The Oxford Lieder Festival starts Friday. It's a unique undertaking, which has changed the profile of song perfromance in this country. Emphasis on sharing, learning, and supporting performance practice. This is the place to spot rising talent!
At Oxford Lieder, you can can experience what Schubertiades may have been like. In Oxford, most concerts take place in the Holywell Music Room, built in 1740, the oldest dedicated public recital space in the world. The building seats only about 100 people. Seats are arranged on three sides, the platform extending into the room. Interaction between performers and listeners is intense, much more direct than in an ordinary concert hall.
Moreover, the atmosphere is as intimate as the Schubertiades would have been. Oxford Lieder feels like “family”, since it’s so nurturing and supportive. People come together here because they’re united in their love of the genre and want it to thrive. An intimate genre like Lieder can’t — and perhaps shouldn’t — generate mass sales. Funding is backed entirely by private and trust contributions.
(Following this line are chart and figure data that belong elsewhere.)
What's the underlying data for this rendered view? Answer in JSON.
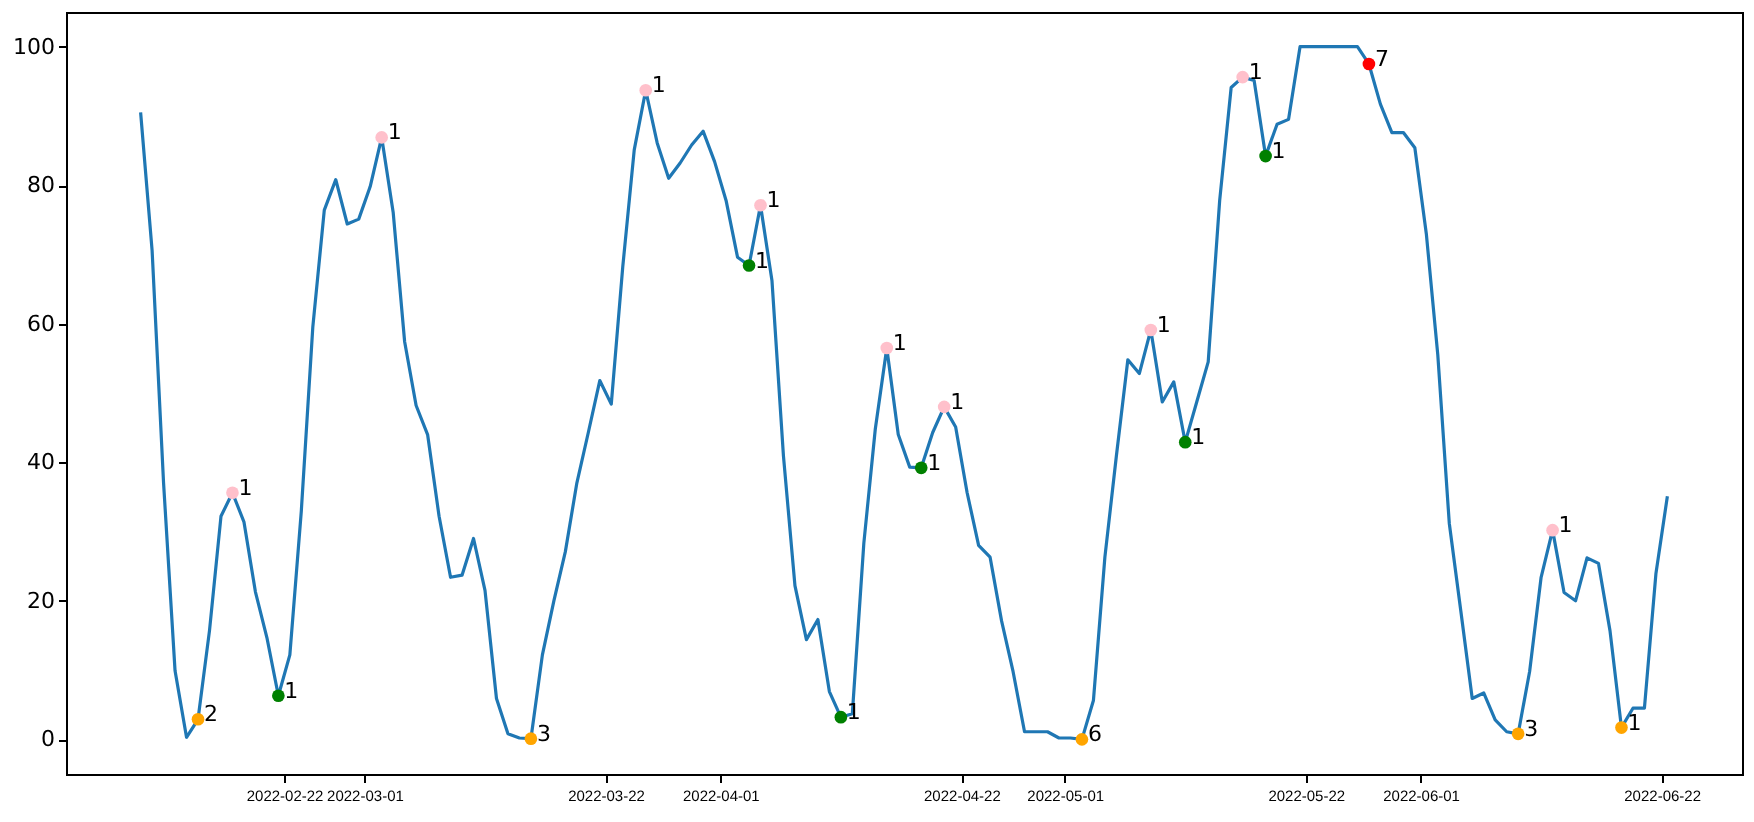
{
  "chart_data": {
    "type": "line",
    "xlim": [
      "2022-02-03",
      "2022-06-29"
    ],
    "ylim": [
      -5,
      105
    ],
    "xticks": [
      "2022-02-22",
      "2022-03-01",
      "2022-03-22",
      "2022-04-01",
      "2022-04-22",
      "2022-05-01",
      "2022-05-22",
      "2022-06-01",
      "2022-06-22"
    ],
    "yticks": [
      0,
      20,
      40,
      60,
      80,
      100
    ],
    "grid": false,
    "line_style": "solid",
    "series": [
      {
        "color": "#1f77b4",
        "marker": "none",
        "x": [
          "2022-02-09T12:00",
          "2022-02-10T12:00",
          "2022-02-11T12:00",
          "2022-02-12T12:00",
          "2022-02-13T12:00",
          "2022-02-14T12:00",
          "2022-02-15T12:00",
          "2022-02-16T12:00",
          "2022-02-17T12:00",
          "2022-02-18T12:00",
          "2022-02-19T12:00",
          "2022-02-20T12:00",
          "2022-02-21T12:00",
          "2022-02-22T12:00",
          "2022-02-23T12:00",
          "2022-02-24T12:00",
          "2022-02-25T12:00",
          "2022-02-26T12:00",
          "2022-02-27T12:00",
          "2022-02-28T12:00",
          "2022-03-01T12:00",
          "2022-03-02T12:00",
          "2022-03-03T12:00",
          "2022-03-04T12:00",
          "2022-03-05T12:00",
          "2022-03-06T12:00",
          "2022-03-07T12:00",
          "2022-03-08T12:00",
          "2022-03-09T12:00",
          "2022-03-10T12:00",
          "2022-03-11T12:00",
          "2022-03-12T12:00",
          "2022-03-13T12:00",
          "2022-03-14T12:00",
          "2022-03-15T12:00",
          "2022-03-16T12:00",
          "2022-03-17T12:00",
          "2022-03-18T12:00",
          "2022-03-19T12:00",
          "2022-03-20T12:00",
          "2022-03-21T12:00",
          "2022-03-22T12:00",
          "2022-03-23T12:00",
          "2022-03-24T12:00",
          "2022-03-25T12:00",
          "2022-03-26T12:00",
          "2022-03-27T12:00",
          "2022-03-28T12:00",
          "2022-03-29T12:00",
          "2022-03-30T12:00",
          "2022-03-31T12:00",
          "2022-04-01T12:00",
          "2022-04-02T12:00",
          "2022-04-03T12:00",
          "2022-04-04T12:00",
          "2022-04-05T12:00",
          "2022-04-06T12:00",
          "2022-04-07T12:00",
          "2022-04-08T12:00",
          "2022-04-09T12:00",
          "2022-04-10T12:00",
          "2022-04-11T12:00",
          "2022-04-12T12:00",
          "2022-04-13T12:00",
          "2022-04-14T12:00",
          "2022-04-15T12:00",
          "2022-04-16T12:00",
          "2022-04-17T12:00",
          "2022-04-18T12:00",
          "2022-04-19T12:00",
          "2022-04-20T12:00",
          "2022-04-21T12:00",
          "2022-04-22T12:00",
          "2022-04-23T12:00",
          "2022-04-24T12:00",
          "2022-04-25T12:00",
          "2022-04-26T12:00",
          "2022-04-27T12:00",
          "2022-04-28T12:00",
          "2022-04-29T12:00",
          "2022-04-30T12:00",
          "2022-05-01T12:00",
          "2022-05-02T12:00",
          "2022-05-03T12:00",
          "2022-05-04T12:00",
          "2022-05-05T12:00",
          "2022-05-06T12:00",
          "2022-05-07T12:00",
          "2022-05-08T12:00",
          "2022-05-09T12:00",
          "2022-05-10T12:00",
          "2022-05-11T12:00",
          "2022-05-12T12:00",
          "2022-05-13T12:00",
          "2022-05-14T12:00",
          "2022-05-15T12:00",
          "2022-05-16T12:00",
          "2022-05-17T12:00",
          "2022-05-18T12:00",
          "2022-05-19T12:00",
          "2022-05-20T12:00",
          "2022-05-21T12:00",
          "2022-05-22T12:00",
          "2022-05-23T12:00",
          "2022-05-24T12:00",
          "2022-05-25T12:00",
          "2022-05-26T12:00",
          "2022-05-27T12:00",
          "2022-05-28T12:00",
          "2022-05-29T12:00",
          "2022-05-30T12:00",
          "2022-05-31T12:00",
          "2022-06-01T12:00",
          "2022-06-02T12:00",
          "2022-06-03T12:00",
          "2022-06-04T12:00",
          "2022-06-05T12:00",
          "2022-06-06T12:00",
          "2022-06-07T12:00",
          "2022-06-08T12:00",
          "2022-06-09T12:00",
          "2022-06-10T12:00",
          "2022-06-11T12:00",
          "2022-06-12T12:00",
          "2022-06-13T12:00",
          "2022-06-14T12:00",
          "2022-06-15T12:00",
          "2022-06-16T12:00",
          "2022-06-17T12:00",
          "2022-06-18T12:00",
          "2022-06-19T12:00",
          "2022-06-20T12:00",
          "2022-06-21T12:00",
          "2022-06-22T12:00"
        ],
        "values": [
          90.5,
          70.6,
          37,
          9.9,
          0.3,
          2.9,
          15.7,
          32.2,
          35.6,
          31.4,
          21.3,
          14.7,
          6.3,
          12.2,
          33,
          59.5,
          76.4,
          80.8,
          74.4,
          75.1,
          79.8,
          86.9,
          76.1,
          57.4,
          48.2,
          44,
          32.2,
          23.4,
          23.7,
          29,
          21.5,
          5.9,
          0.8,
          0.2,
          0.1,
          12.2,
          20,
          27.1,
          37,
          44.3,
          51.8,
          48.4,
          68.2,
          85.1,
          93.7,
          86.1,
          81,
          83.2,
          85.8,
          87.8,
          83.4,
          77.8,
          69.6,
          68.4,
          77.1,
          66.2,
          40.9,
          22.2,
          14.4,
          17.3,
          6.9,
          3.2,
          3.7,
          28.3,
          44.8,
          56.5,
          44,
          39.3,
          39.2,
          44.3,
          48,
          45.1,
          35.6,
          28,
          26.3,
          17.1,
          9.8,
          1.1,
          1.1,
          1.1,
          0.2,
          0.2,
          0,
          5.6,
          26.3,
          40.9,
          54.8,
          52.8,
          59.1,
          48.7,
          51.6,
          42.9,
          48.7,
          54.5,
          77.8,
          94.1,
          95.6,
          95.1,
          84.2,
          88.8,
          89.5,
          100,
          100,
          100,
          100,
          100,
          100,
          97.5,
          91.7,
          87.6,
          87.6,
          85.4,
          73,
          55.5,
          31.2,
          18.6,
          5.9,
          6.7,
          2.8,
          1.1,
          0.8,
          9.8,
          23.4,
          30.2,
          21.2,
          20,
          26.2,
          25.4,
          15.7,
          1.7,
          4.5,
          4.5,
          23.9,
          35.1
        ]
      },
      {
        "type": "scatter",
        "marker": "circle",
        "color": "#ffa500",
        "x": [
          "2022-02-14T12:00",
          "2022-03-15T12:00",
          "2022-05-02T12:00",
          "2022-06-09T12:00",
          "2022-06-18T12:00"
        ],
        "values": [
          2.9,
          0.1,
          0,
          0.8,
          1.7
        ]
      },
      {
        "type": "scatter",
        "marker": "circle",
        "color": "#008000",
        "x": [
          "2022-02-21T12:00",
          "2022-04-03T12:00",
          "2022-04-11T12:00",
          "2022-04-18T12:00",
          "2022-05-11T12:00",
          "2022-05-18T12:00"
        ],
        "values": [
          6.3,
          68.4,
          3.2,
          39.2,
          42.9,
          84.2
        ]
      },
      {
        "type": "scatter",
        "marker": "circle",
        "color": "#ffc0cb",
        "x": [
          "2022-02-17T12:00",
          "2022-03-02T12:00",
          "2022-03-25T12:00",
          "2022-04-04T12:00",
          "2022-04-15T12:00",
          "2022-04-20T12:00",
          "2022-05-08T12:00",
          "2022-05-16T12:00",
          "2022-06-12T12:00"
        ],
        "values": [
          35.6,
          86.9,
          93.7,
          77.1,
          56.5,
          48,
          59.1,
          95.6,
          30.2
        ]
      },
      {
        "type": "scatter",
        "marker": "circle",
        "color": "#ff0000",
        "x": [
          "2022-05-27T12:00"
        ],
        "values": [
          97.5
        ]
      }
    ],
    "annotations": [
      {
        "text": "2",
        "x": "2022-02-14T12:00",
        "y": 2.9
      },
      {
        "text": "3",
        "x": "2022-03-15T12:00",
        "y": 0.1
      },
      {
        "text": "6",
        "x": "2022-05-02T12:00",
        "y": 0
      },
      {
        "text": "3",
        "x": "2022-06-09T12:00",
        "y": 0.8
      },
      {
        "text": "1",
        "x": "2022-06-18T12:00",
        "y": 1.7
      },
      {
        "text": "1",
        "x": "2022-02-21T12:00",
        "y": 6.3
      },
      {
        "text": "1",
        "x": "2022-04-03T12:00",
        "y": 68.4
      },
      {
        "text": "1",
        "x": "2022-04-11T12:00",
        "y": 3.2
      },
      {
        "text": "1",
        "x": "2022-04-18T12:00",
        "y": 39.2
      },
      {
        "text": "1",
        "x": "2022-05-11T12:00",
        "y": 42.9
      },
      {
        "text": "1",
        "x": "2022-05-18T12:00",
        "y": 84.2
      },
      {
        "text": "1",
        "x": "2022-02-17T12:00",
        "y": 35.6
      },
      {
        "text": "1",
        "x": "2022-03-02T12:00",
        "y": 86.9
      },
      {
        "text": "1",
        "x": "2022-03-25T12:00",
        "y": 93.7
      },
      {
        "text": "1",
        "x": "2022-04-04T12:00",
        "y": 77.1
      },
      {
        "text": "1",
        "x": "2022-04-15T12:00",
        "y": 56.5
      },
      {
        "text": "1",
        "x": "2022-04-20T12:00",
        "y": 48
      },
      {
        "text": "1",
        "x": "2022-05-08T12:00",
        "y": 59.1
      },
      {
        "text": "1",
        "x": "2022-05-16T12:00",
        "y": 95.6
      },
      {
        "text": "1",
        "x": "2022-06-12T12:00",
        "y": 30.2
      },
      {
        "text": "7",
        "x": "2022-05-27T12:00",
        "y": 97.5
      }
    ]
  }
}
The opening recital on 15th October features Wolfgang Holzmair with Julius Drake, performing Schumann. Indeed, all through the festival there will be Schumann recitals and events, including “Lunch with Schumann” — refreshment for the soul!
A measure of how far the festival has come is that it has been able to co-commission Ned Rorem to write a song “My Love is a Fever”. The Prince Consort, who specialize in Rorem, will give the premiere on 21st October, at which a second co-commission, a setting of Rilke by pianist Stephen Hough, will also be unveiled. Read about it HERE The Prince Consort, whose members include Jacques Imbrailo, have been associated with Oxford Lieder almost from the start.
Oxford Lieder programmes blend well-known with unusual repertoire. This year part-songs figure prominently and Schubert settings for guitar (Christoph Denoth and Nathalie Chalkley). Katarina Karnéus and Julius Drake perform Grieg, Sibelius and Ture Rangström, There’ll be an evening of Polish song with Maciek O’Shea and Festival Director Sholto Kynoch. Hugo Wolf’s complete Mörike setting will be heard over two days. Among the singers this year are: James Gilchrist, Anna Grevelius, Sophie Daneman, Stephan Loges, Felicity Palmer, Sophie and Mary Bevan, and Jonathan Lemalu. Oxford Lieder has a reputation for spotting new talent early on, and many of its “discoveries” return loyally.
Ian Partridge leads this year’s main Masterclass programme, but this year there are three, the others, led by Stephan Loges and Henry Herford, encourage non-professionals to enjoy the experience of singing. There are schools events and even an open-air Brahms and Schumann concert. Oxford Lieder is much more than an annual festival — it’s aims are long term and benefit the wider community.